As I cleaned my room, lugging my bedframe to one side so I could sweep beneath it, I considered how I'm clearing away all traces of myself from every room, as if I had never been here. All that will remain will be the tiniest parts of my life: the fine dust that settles on my shelves no matter how carefully I wipe them down, my fingerprints on the kettle, a certain degree of air I've held around me and breathed in. While it gets easier all the time for me to pack up and leave a place, there's always the nagging feeling that I'm leaving a part of myself behind. In a very real (if insignificant) way, I suppose I am. I am in the cracks and corners. I am in the hardest places to clean, like the mildew under the shower-door tracks and the grit wedged far under the baseboards. That isn't to say I want to leave dirt just so I still have a presence: I don't need to be comforted for the life I'm leaving behind. Even so, I think there's something beautiful about it.

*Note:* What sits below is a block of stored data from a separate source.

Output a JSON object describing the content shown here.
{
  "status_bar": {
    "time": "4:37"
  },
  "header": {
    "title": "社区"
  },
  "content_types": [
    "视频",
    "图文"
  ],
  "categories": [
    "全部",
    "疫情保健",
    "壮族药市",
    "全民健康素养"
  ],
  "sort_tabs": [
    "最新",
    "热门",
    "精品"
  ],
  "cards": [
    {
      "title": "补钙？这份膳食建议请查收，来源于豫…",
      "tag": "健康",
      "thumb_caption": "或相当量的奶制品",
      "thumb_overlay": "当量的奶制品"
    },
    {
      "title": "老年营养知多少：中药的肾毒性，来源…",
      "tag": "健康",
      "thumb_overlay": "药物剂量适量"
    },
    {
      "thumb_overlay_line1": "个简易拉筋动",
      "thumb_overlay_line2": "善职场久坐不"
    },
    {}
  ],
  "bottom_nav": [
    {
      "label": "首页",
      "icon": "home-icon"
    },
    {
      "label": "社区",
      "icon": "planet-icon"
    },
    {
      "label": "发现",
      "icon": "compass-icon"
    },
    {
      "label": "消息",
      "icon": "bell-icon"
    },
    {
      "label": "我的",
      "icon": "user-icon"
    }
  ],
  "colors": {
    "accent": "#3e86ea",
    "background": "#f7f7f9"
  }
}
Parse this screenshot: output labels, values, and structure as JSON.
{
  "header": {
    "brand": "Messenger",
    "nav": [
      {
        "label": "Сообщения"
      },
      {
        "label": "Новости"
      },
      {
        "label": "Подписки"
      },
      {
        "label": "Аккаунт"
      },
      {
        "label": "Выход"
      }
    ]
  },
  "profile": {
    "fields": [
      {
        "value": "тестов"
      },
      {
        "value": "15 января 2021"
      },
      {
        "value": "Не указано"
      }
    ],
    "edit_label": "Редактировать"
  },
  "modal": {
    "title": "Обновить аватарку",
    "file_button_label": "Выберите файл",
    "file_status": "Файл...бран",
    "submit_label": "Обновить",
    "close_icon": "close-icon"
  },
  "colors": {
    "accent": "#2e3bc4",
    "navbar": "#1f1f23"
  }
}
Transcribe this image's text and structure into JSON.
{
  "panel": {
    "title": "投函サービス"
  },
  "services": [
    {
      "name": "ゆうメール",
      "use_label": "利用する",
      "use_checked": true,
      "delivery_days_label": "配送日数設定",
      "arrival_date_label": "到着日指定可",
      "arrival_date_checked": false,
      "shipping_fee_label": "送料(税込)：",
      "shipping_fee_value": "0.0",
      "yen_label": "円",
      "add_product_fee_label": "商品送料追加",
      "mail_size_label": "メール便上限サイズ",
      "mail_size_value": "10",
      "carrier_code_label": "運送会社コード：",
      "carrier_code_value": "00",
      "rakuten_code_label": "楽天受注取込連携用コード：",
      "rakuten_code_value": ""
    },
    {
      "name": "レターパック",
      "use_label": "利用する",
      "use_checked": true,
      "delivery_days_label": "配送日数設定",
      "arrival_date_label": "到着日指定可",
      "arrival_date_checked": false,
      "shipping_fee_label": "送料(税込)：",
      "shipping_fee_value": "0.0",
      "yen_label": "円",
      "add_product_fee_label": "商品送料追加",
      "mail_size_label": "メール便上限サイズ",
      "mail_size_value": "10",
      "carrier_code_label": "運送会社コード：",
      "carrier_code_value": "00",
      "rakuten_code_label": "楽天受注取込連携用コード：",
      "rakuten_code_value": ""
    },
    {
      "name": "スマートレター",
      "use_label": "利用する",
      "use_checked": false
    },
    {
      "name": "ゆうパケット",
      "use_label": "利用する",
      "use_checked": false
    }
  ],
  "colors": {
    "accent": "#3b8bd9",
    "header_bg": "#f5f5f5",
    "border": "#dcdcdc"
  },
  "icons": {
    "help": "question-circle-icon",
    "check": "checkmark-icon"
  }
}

Tomorrow I'll get up and make my last bowl of rice porridge, take out the trash, and head to the bus station with my friends. It'll be a long trip home; for some of us it will also be a hard one. It isn't easy, sometimes, to leave behind the places that teach us things that become fundamental to who we are. Recognizing the role Ireland has had in my own heart and mind, I find myself glad to go home: I want to take what it has taught me and find ways to apply it. The future looks bright from here: I might spend my eight-hour trans-Atlantic flight with restless legs and a headache, but I will have a happy heart. I'm going home with strong friendships and skills that will be useful for the rest of my life... I guess a little bit of Ireland will never quite come out of me, too.